Troye Sivan singles chronology
| "1999" (2018) | "Revelation" (2018) | "Somebody to Love" (2018) |

Jónsi singles chronology
| "Animal Arithmetic" (2010) | "Revelation" (2018) | "Exhale" (2020) |

= Revelation (song) =

"Revelation" is a song by Australian singer-songwriter Troye Sivan and Icelandic musician Jónsi. In July 2018, the song was previewed during the trailer for the film Boy Erased, and released on 18 October 2018.

The song was nominated for the Golden Globe Award for Best Original Song at the 76th Golden Globe Awards, the Best Original Song – Feature Film award at the 9th Hollywood Music in Media Awards and a Satellite Award for Best Original Song at the 2018 Satellite Awards.

==Background==
Sivan explained to Billboard that after reading the script, he was set on getting his music into the movie: "I was ready to sell my soul. I said, 'You can have any song that I've ever written, I'll write new ones, I'll do anything.'" Sivan wrote several unsolicited original songs that did not make it into the film, but director Joel Edgerton put in a request for Sivan to tackle a specific scene, where Jared (played by Lucas Hedges) has a pure interaction with another boy for the first time.
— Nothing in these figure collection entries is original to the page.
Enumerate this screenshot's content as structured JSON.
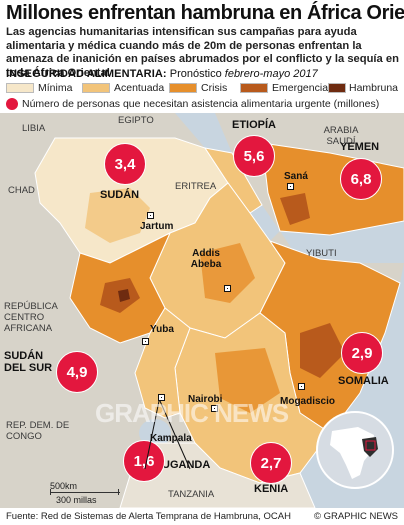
{
  "header": {
    "title": "Millones enfrentan hambruna en África Oriental",
    "intro": "Las agencias humanitarias intensifican sus campañas para ayuda alimentaria y médica cuando más de 20m de personas enfrentan la amenaza de inanición en  países abrumados por el conflicto y la sequía en toda África Oriental"
  },
  "legend": {
    "label_bold": "INSEGURIDAD ALIMENTARIA:",
    "label_plain": " Pronóstico ",
    "label_italic": "febrero-mayo 2017",
    "categories": [
      {
        "label": "Mínima",
        "color": "#f6e7c9"
      },
      {
        "label": "Acentuada",
        "color": "#f2c47a"
      },
      {
        "label": "Crisis",
        "color": "#e68f2c"
      },
      {
        "label": "Emergencia",
        "color": "#b85a1c"
      },
      {
        "label": "Hambruna",
        "color": "#6e2b10"
      }
    ],
    "circle_label": "Número de personas que necesitan asistencia alimentaria urgente (millones)",
    "circle_color": "#e3173e"
  },
  "map": {
    "countries": {
      "libia": "LIBIA",
      "egipto": "EGIPTO",
      "etiopia": "ETIOPÍA",
      "arabia": "ARABIA SAUDÍ",
      "yemen": "YEMEN",
      "chad": "CHAD",
      "sudan": "SUDÁN",
      "eritrea": "ERITREA",
      "yibuti": "YIBUTI",
      "rca": "REPÚBLICA CENTRO AFRICANA",
      "sudan_sur": "SUDÁN DEL SUR",
      "somalia": "SOMALIA",
      "rdc": "REP. DEM. DE CONGO",
      "uganda": "UGANDA",
      "kenia": "KENIA",
      "tanzania": "TANZANIA"
    },
    "cities": {
      "sana": "Saná",
      "jartum": "Jartum",
      "addis": "Addis Abeba",
      "yuba": "Yuba",
      "nairobi": "Nairobi",
      "mogadiscio": "Mogadiscio",
      "kampala": "Kampala"
    },
    "bubbles": [
      {
        "id": "sudan",
        "value": "3,4"
      },
      {
        "id": "etiopia",
        "value": "5,6"
      },
      {
        "id": "yemen",
        "value": "6,8"
      },
      {
        "id": "sudan_sur",
        "value": "4,9"
      },
      {
        "id": "somalia",
        "value": "2,9"
      },
      {
        "id": "uganda",
        "value": "1,6"
      },
      {
        "id": "kenia",
        "value": "2,7"
      }
    ],
    "scale": {
      "km": "500km",
      "miles": "300 millas"
    },
    "colors": {
      "land_outside": "#d7d3c9",
      "water": "#c8d5e0",
      "minima": "#f6e7c9",
      "acentuada": "#f2c47a",
      "crisis": "#e68f2c",
      "emergencia": "#b85a1c",
      "hambruna": "#6e2b10"
    }
  },
  "footer": {
    "source": "Fuente: Red de Sistemas de Alerta Temprana de Hambruna, OCAH",
    "credit": "© GRAPHIC NEWS"
  },
  "watermark": "GRAPHIC NEWS"
}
Sivan said: "Jónsi from Sigur Rós was working on some music for one scene where he had started this little piano melody, but he didn't really know where to go lyrically or melodically, so that's when Joel, Jónsi and I went for breakfast one morning and they talked to me about that specific scene, and I ended up writing the song later that day." Sivan explained to Billboard that "The idea of that person being a revelation in your life, where you can kind of do something that feels so natural and so right and be fine on the other side, that was a really potent thing in my head."

==Live performances==
In October 2018, Sivan performed the song live on The Ellen DeGeneres Show, backed with a string quartet.

In November 2018, Sivan performed the song live on The Tonight Show Starring Jimmy Fallon.

==Reception==
Joshua Bote from Billboard described the song as a "a divine, haunting ballad," saying, "Filled with reverb-heavy keys, creaky strings and cinematic, post-rock flourishes, Sivan sounds absolutely stunning on 'Revelation' as he sings about young, queer love as a form of freedom and revolution."

Randall Colburn from Consequence of Sound said "Buoyed by gentle piano and the kinds of swelling atmospherics central to Jónsi's work, the thoughtful, calming song achieves a kind of melancholic catharsis that's as hopeful as it is heartrending."

Mike Neid from Idolator called it a "stirring anthem with a powerful message".